As a member of the bone morphogenetic protein (BMP) family, BMP4 function is related to embryonic development, organogenesis, cell proliferation, and stem cell differentiation through the transforming growth factor-β (TGF-β) pathway [9]. BMP-2, −4, and − 7 stimulate bone formation and differentiation by binding to BMP receptor types I and II [10]. In the context of osteoarthritis (OA), in damaged OA cartilage chondrocytes, BMP-2 and BMP-4 mRNA and protein are found, while they are barely expressed in normal individuals. This suggests that BMP2 and BMP4 are involved in cartilage damage in OA patients [11]. In osteoblasts, BMP4 regulates osteoblast differentiation, which is vital of maintaining the dynamic equilibrium between osteoblasts and osteoclasts [3]. Additionally, a reduction in the expression of BMP4 protein has been noted in the synovial tissue of individuals diagnosed with RA [12].

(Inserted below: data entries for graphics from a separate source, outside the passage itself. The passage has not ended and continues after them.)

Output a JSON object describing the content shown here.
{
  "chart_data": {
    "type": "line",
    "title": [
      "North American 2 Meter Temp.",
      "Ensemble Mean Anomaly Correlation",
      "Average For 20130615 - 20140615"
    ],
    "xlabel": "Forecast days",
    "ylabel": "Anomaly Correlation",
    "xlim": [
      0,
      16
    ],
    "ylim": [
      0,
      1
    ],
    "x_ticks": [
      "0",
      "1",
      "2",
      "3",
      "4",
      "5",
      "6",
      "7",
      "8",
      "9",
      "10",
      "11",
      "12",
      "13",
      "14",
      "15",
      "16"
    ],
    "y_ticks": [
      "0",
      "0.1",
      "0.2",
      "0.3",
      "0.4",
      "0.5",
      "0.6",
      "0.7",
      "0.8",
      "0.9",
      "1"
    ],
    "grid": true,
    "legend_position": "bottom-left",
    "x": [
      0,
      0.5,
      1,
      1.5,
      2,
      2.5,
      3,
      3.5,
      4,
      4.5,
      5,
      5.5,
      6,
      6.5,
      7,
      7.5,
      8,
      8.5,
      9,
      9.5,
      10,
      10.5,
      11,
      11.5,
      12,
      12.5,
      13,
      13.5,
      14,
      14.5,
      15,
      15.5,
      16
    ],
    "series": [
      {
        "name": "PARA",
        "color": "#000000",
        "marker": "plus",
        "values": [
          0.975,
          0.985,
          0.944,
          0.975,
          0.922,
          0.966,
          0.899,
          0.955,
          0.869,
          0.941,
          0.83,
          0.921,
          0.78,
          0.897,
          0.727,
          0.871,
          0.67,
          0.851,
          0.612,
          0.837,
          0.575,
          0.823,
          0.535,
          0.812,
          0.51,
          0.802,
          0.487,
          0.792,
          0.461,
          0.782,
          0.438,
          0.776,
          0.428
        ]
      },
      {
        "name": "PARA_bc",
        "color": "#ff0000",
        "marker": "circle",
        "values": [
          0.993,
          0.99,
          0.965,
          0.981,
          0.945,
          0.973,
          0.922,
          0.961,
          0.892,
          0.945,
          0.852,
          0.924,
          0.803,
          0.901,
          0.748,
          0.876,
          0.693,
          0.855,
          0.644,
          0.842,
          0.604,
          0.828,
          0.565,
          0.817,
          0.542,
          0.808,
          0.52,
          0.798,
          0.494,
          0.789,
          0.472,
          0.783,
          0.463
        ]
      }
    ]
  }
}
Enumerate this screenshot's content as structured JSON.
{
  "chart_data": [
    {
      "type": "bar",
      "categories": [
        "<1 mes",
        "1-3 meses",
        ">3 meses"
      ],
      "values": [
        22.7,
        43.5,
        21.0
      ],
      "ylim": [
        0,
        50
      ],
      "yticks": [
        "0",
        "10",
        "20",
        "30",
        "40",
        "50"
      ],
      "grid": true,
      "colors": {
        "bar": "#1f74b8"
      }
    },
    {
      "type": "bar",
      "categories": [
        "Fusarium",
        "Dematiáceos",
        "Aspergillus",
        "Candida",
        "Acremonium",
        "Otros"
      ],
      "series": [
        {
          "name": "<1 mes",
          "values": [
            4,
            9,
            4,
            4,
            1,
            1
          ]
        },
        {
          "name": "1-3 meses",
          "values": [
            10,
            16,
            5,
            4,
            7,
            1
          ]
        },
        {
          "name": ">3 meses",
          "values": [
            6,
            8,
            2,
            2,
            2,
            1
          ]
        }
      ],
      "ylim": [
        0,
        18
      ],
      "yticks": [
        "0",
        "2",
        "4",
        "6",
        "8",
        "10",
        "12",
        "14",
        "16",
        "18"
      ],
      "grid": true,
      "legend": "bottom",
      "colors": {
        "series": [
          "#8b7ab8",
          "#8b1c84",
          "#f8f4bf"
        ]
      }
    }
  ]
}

Photobiomodulation (PBM) has emerged as a novel treatment method with characteristics such as low cost, low side effects, and convenient operation. It has been proven effective as an adjuvant treatment for RA [13]. Initially, PBM was used to be involved the cytotoxic reaction of photosensitive substances activated by light to achieve therapeutic effects. This mechanism involves direct light reaction with the cellular target or the reactive oxygen species production, such as singlet oxygen. Light emitting diode (LED) irradiation offers advantages such as a larger irradiation area, higher output power, lower cost, and enhanced safety [11,14]. Our previous studies have confirmed that red light irradiation at 630 nm using LED can prevent the migration and growth of MH7A cells and reduce the production of reactive oxygen species (ROS) in THP-1 cells, thereby decreasing inflammation [3,12]. Additionally, LED irradiation has been shown to attenuated inflammatory response and injury of joint in collagen-induced arthritis (CIA) mice by inhibiting NF-κB-mediated MMPs production [15]. These findings suggest that LED irradiation weaken the inflammatory response associated with RA. Notably, in this study, it was observed that BMP4 expression were changed in sequencing results after 630 nm LED irradiation. Experiments were performed to investigate the role of BMP4 in the treatment of 630 nm LED irradiation for RA. It not only enhances our understanding of the cellular responses to stimuli and light-induced factors, but also provides a new drug target for the treatment of RA.